President Trump recently addressed the United Nations General Assembly for the second time. The beginning of his speech — in which he bragged about his administration’s accomplishments being among the best ever — brought laughter, rather than the praise he appeared to expect.
But the audience’s mood quickly shifted when his talking points moved to the more serious matter of conflict and war in the Middle East.
Phyllis Bennis, director of the New Internationalism Project, joined The Real News to assess Trump’s comments regarding Iran, Yemen, and Palestine.
It was “rather extraordinary to hear the General Assembly diplomats burst out laughing” during Trump’s opening remarks, said Bennis.
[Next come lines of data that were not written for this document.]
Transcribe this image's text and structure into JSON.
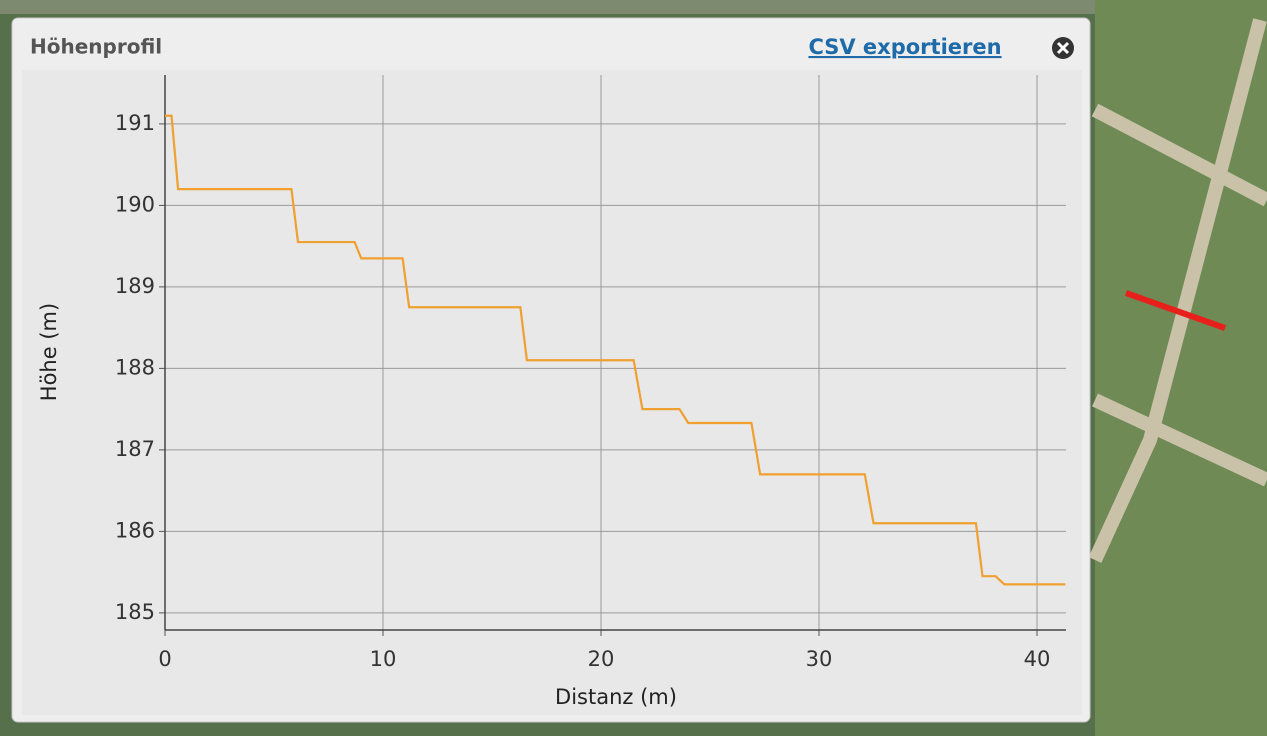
{
  "header": {
    "title": "Höhenprofil",
    "export_link": "CSV exportieren"
  },
  "chart_data": {
    "type": "line",
    "x_label": "Distanz (m)",
    "y_label": "Höhe (m)",
    "x": [
      0,
      0.3,
      0.6,
      5.8,
      6.1,
      8.7,
      9.0,
      10.9,
      11.2,
      16.3,
      16.6,
      21.5,
      21.9,
      23.6,
      24.0,
      26.9,
      27.3,
      32.1,
      32.5,
      37.2,
      37.5,
      38.1,
      38.5,
      41.3
    ],
    "values": [
      191.1,
      191.1,
      190.2,
      190.2,
      189.55,
      189.55,
      189.35,
      189.35,
      188.75,
      188.75,
      188.1,
      188.1,
      187.5,
      187.5,
      187.33,
      187.33,
      186.7,
      186.7,
      186.1,
      186.1,
      185.45,
      185.45,
      185.35,
      185.35
    ],
    "color": "#f0a030",
    "xlim": [
      0,
      41.33
    ],
    "ylim": [
      184.79,
      191.6
    ],
    "xticks": [
      0,
      10,
      20,
      30,
      40
    ],
    "yticks": [
      185,
      186,
      187,
      188,
      189,
      190,
      191
    ],
    "grid": true
  }
}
More noteworthy, though, was his apparent “dissociation from reality” and his defense of nationalism — both being common threads of his speech.
Trump’s focus on “sovereignty of homeland,” “raw nationalism,” and “independence over global governance” is quite different from what the U.S. has typically emphasized in UN meetings, said Bennis.
Also troubling was Trump’s vocal appreciation for the likes of “India, Saudi Arabia, Israel, and Poland — all of which are governed by far right-wing governments,” added Bennis.
Trump has some particularly head-scratching statements about the Saudi role in Yemen. He claimed that the Saudis — along with the UAE and Qatar — “have pledged billions of dollars to aid the people of Syria and Yemen.” Bennis called that an outright lie, and countered that “all [Saudi Arabia and the UAE] are pledging to Yemen is more war.”
“If you just listen to his speech,” said Bennis, “you would believe that there was somehow a terrible civil war going on within Yemen, and the good neighbors of Saudi Arabia and the UAE are somehow working very hard to end it… it’s a complete reversal of what’s actually underway in the Yemen war.”
The casualties in that war, Bennis pointed out, are overwhelmingly “caused by Saudi Arabia and the UAE, with direct participation of U.S. pilots” who are aiding Saudi and UAE bombers.
Bennis questioned Trump’s omission of the United States’ part in the conflict, which includes not only the refueling of Saudi and UAE bombers, but also “providing intelligence information, providing target information, and… selling now hundreds of billions of dollars worth of weapons that are being used directly to kill civilians in the war.”